Together, Hecker and Tone will perform "Palimpsest," a piece using layers of sound from Tone's "Man'yo" material. Hecker will play a new version of his "Stocha Acid Vlook," and Tone will present a solo "Man'yo Wounded" piece. Tone will also present his multimedia project, "Molecular Music" for sound and film. Here, light-sensors arranged on the surface of a projection screen are triggered by Tone's films of ancient Chinese and Japanese texts to control a series of oscillators, creating electronic music.

There will be a talk by the artists in Bartos Theater the day of the concert, time TBA, that will be open to the public.

BIOS:
Yasunao Tone has been active in creating "event" works and experimental music since the 60s and has been an organizer and participant in Fluxus, Group Ongaku, Hi-Red Center, and Team Random, Japan's first computer art group. For the past twenty years, much of Tone's work has focused on extending the possibilities of CDs as a performance medium. He transforms or "wounds" a previous composition of his by applying small pieces of tape to the CD surface and randomly overriding the player's error mechanism, creating a hypnotic blur of digital fragments as a result.
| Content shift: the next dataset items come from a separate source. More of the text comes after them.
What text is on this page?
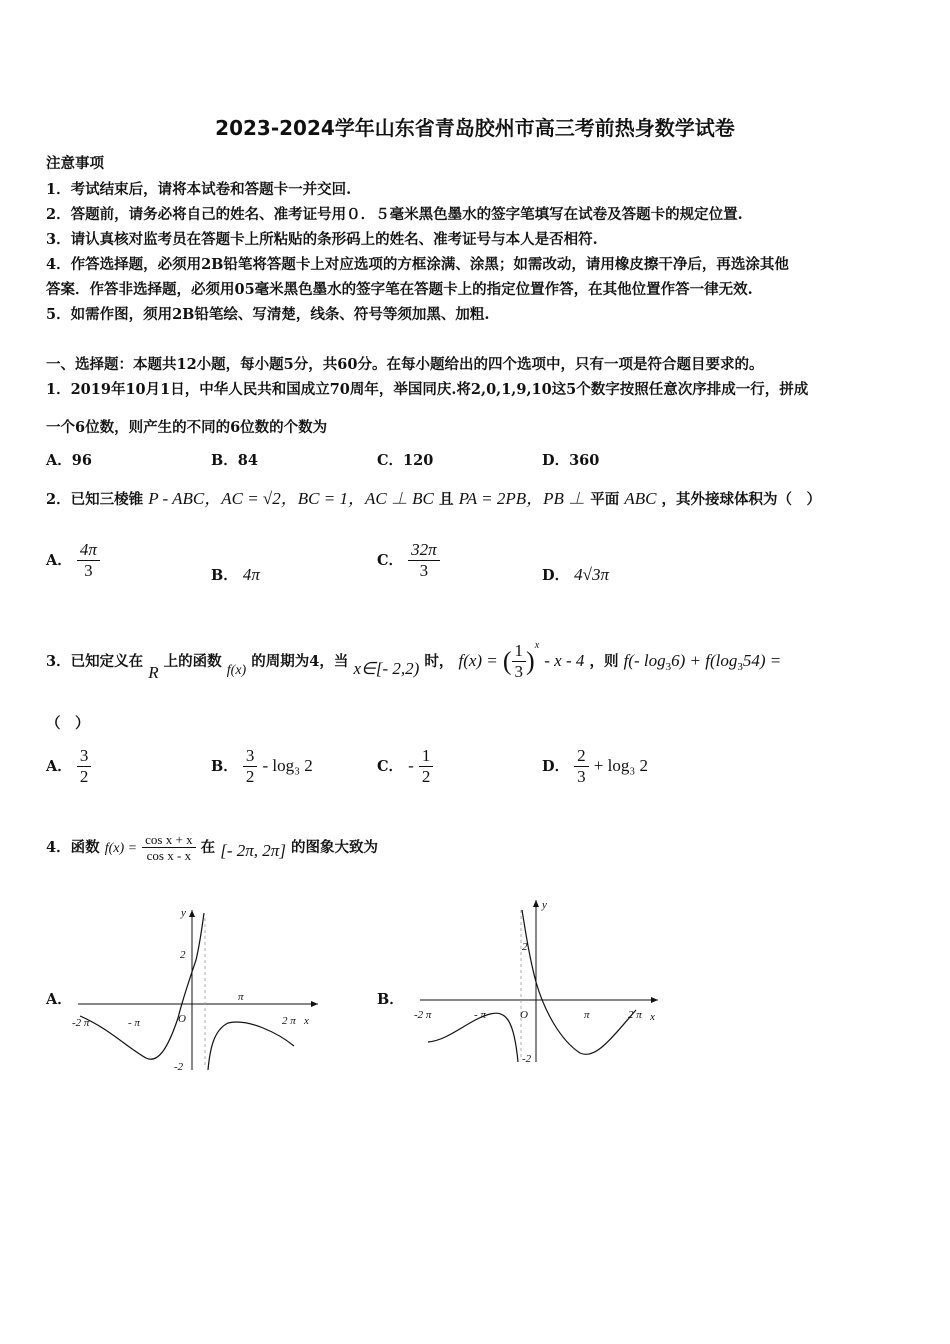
2023-2024学年山东省青岛胶州市高三考前热身数学试卷
注意事项
1．考试结束后，请将本试卷和答题卡一并交回.
2．答题前，请务必将自己的姓名、准考证号用０．５毫米黑色墨水的签字笔填写在试卷及答题卡的规定位置.
3．请认真核对监考员在答题卡上所粘贴的条形码上的姓名、准考证号与本人是否相符.
4．作答选择题，必须用2B铅笔将答题卡上对应选项的方框涂满、涂黑；如需改动，请用橡皮擦干净后，再选涂其他
答案．作答非选择题，必须用05毫米黑色墨水的签字笔在答题卡上的指定位置作答，在其他位置作答一律无效.
5．如需作图，须用2B铅笔绘、写清楚，线条、符号等须加黑、加粗.
一、选择题：本题共12小题，每小题5分，共60分。在每小题给出的四个选项中，只有一项是符合题目要求的。
1．2019年10月1日，中华人民共和国成立70周年，举国同庆.将2,0,1,9,10这5个数字按照任意次序排成一行，拼成
一个6位数，则产生的不同的6位数的个数为
A．96	B．84	C．120	D．360
2．已知三棱锥 P - ABC，AC = √2，BC = 1，AC ⊥ BC 且 PA = 2PB，PB ⊥ 平面 ABC ，其外接球体积为（　）
A． $\frac{4\pi}{3}$	B． 4π
C． $\frac{32\pi}{3}$	D． 4√3π
3．已知定义在 R 上的函数 f(x) 的周期为4，当 x∈[- 2,2) 时， f(x) = ( $\frac{1}{3} )^x$ - x - 4 ，则 f(- $\log_36) + f(\log_354)$ =
（　）
A． $\frac{3}{2}$	B． $\frac{3}{2} - \log_3$ 2	C． - $\frac{1}{2}$	D． $\frac{2}{3} + \log_3$ 2
4．函数 $f(x) = \frac{\text{cos x + x}}{\text{cos x - x}}$ 在 [- 2π, 2π] 的图象大致为
A．
y
x
2
-2
O
π
- π	2 π
-2 π
B．
y
x
2
-2
O	π
- π	2 π
-2 π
He also has conducted ongoing software research in transforming the Chinese characters from "Man'yoshu," an 8th century anthology of Japanese poetry, into corresponding digital sounds, thus the "Man'yo Wounded" works for which he received the Prix Ars Electronica Golden Nica in 2002.

The work of Vienna-based artist Florian Hecker emphasizes the connections between contemporary and historic developments in computer music. His recent productions, often the result of collaborations with engineers and scientists, incorporate psycho-acoustic phenomena, disorientating the listener's spatial perception. Hecker has been working with computer music, on his own and in collaboration with artists such as Russell Haswell, Peter Rehberg, Marcus Schmickler, and Yasunao Tone, since 1996. His recent solo presentations have included performances at the Venice Biennale, Documenta11, the Pompidou Center, and the Autechre-curated All Tomorrow's Parties festival. His most recent full-lengh solo recording, Sun Pandamonium, received the Award of Distinction at the Prix Ars Electronica 2003.